Silverglate eloquently evaluates and examines cases from the political to the controversial - attacks on the Fourth Estate, the American Bar Association and medicine - while alluding to the fact that the federal criminal justice system "eats its own." He elucidates the causes, effects, outcomes, orchestrations and designs of procedurally "dispatched cases" by the federal prosecution whose assertions concerning the law are reached through prejudicial assumptions that fly in the face of fact and reasonableness.

How things are done has become far more important than what is done. Process has become an end in itself. The federal criminal justice system is consumed by the reign of absolute law, contrary to the social contract of fairness and inalienable rights which worked to protect justice throughout the centuries. It has become commonplace for the courts to accept unsubstantiated, coached, unsupported, questionable, solicited and compensated testimony from witnesses or alleged co-conspirators who have much to gain, and whose oath of veracity and trustworthiness is malevolently justified through the institutionalization of public fear.

Viewed through Silverglate's lens, abuses of the power of law by those appointed to ensure justice and equal citizenship become clear. The process of justice now outweighs procedural safeguards essential to a free society. The American people have been fooled, with bias, lynch law and trial by media destroying the impartiality of our administration of justice. Due process and equal protection have given way to obsession with professional advancement and expeditious docket-clearing, to the point that fact finding is whatever the government says it is, and evidence of innocence is of no consequence.
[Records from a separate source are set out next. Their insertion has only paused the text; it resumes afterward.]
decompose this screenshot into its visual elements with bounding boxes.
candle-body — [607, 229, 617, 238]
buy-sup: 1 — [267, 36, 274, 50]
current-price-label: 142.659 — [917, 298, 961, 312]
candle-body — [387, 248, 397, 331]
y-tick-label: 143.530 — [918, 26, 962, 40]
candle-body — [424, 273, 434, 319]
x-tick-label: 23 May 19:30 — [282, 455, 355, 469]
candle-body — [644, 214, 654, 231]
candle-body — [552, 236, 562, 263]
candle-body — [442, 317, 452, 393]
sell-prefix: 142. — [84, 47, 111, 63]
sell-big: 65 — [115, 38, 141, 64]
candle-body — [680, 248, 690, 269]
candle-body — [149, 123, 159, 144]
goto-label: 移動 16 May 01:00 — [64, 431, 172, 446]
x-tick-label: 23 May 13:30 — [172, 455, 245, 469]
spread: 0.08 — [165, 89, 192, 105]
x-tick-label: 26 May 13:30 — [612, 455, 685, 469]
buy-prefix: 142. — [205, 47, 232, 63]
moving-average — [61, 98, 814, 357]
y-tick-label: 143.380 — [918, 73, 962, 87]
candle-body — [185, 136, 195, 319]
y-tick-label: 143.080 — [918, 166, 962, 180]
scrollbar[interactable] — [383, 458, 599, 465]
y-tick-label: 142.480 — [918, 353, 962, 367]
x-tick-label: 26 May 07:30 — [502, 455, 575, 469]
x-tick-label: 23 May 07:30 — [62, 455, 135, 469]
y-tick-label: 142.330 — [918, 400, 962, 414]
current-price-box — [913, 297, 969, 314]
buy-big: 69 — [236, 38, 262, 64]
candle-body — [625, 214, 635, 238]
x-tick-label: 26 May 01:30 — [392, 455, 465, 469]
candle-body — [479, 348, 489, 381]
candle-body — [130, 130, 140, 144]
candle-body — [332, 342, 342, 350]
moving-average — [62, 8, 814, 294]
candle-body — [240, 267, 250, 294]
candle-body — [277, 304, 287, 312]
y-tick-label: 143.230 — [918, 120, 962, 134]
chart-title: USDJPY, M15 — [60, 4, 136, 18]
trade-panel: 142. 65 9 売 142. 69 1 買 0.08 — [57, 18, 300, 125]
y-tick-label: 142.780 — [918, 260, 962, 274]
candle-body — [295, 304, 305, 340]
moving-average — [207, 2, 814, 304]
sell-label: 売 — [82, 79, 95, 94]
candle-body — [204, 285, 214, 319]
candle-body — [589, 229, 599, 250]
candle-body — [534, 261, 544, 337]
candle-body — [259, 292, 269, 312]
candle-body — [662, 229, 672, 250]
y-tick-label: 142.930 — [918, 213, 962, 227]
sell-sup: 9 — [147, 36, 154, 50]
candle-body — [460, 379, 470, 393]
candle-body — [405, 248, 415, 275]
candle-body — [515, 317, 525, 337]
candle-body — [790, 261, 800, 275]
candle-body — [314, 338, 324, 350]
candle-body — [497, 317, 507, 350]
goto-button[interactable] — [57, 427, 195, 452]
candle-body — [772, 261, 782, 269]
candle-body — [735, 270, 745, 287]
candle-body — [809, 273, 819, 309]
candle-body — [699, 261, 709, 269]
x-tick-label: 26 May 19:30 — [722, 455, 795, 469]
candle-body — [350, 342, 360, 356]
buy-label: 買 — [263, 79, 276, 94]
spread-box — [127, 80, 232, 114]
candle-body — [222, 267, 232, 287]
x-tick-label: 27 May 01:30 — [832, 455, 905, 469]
Three Felonies a Day's lesson for defense attorneys is how ill-equipped they have been and still are to the reality of vague statutes and abuse of power brandished by the federal criminal justice system. Attorneys may take issue with this book, but provoking debate around controversial prosecutions is one of the main benefits of the discourse. Incarceration, probation and conviction should not be taken at face value. All any of us can know is that someone somewhere sentenced an individual to a term of punishment based on someone else's accusations. There is no proof positive that a crime was committed, nor is sentencing indicative of an individual's character.

Three Felonies a Day evokes a renewed call for a return to constitutional guarantees of due process and equal protection under the law. It is a must-read for anyone who is civilly disabled, socially disenfranchised, naive enough to believe the criminal justice system has anything to do with justice, and all recently graduated lawyers who have accepted employment with the U.S. Attorney's Office. Lastly, it is for those of us who need a reminder that "innocent until proven guilty" is neither an absolute nor a reality.

Gerald N. Unger is executive director and general counsel of Inalienable Rights Project Inc. in Wareham.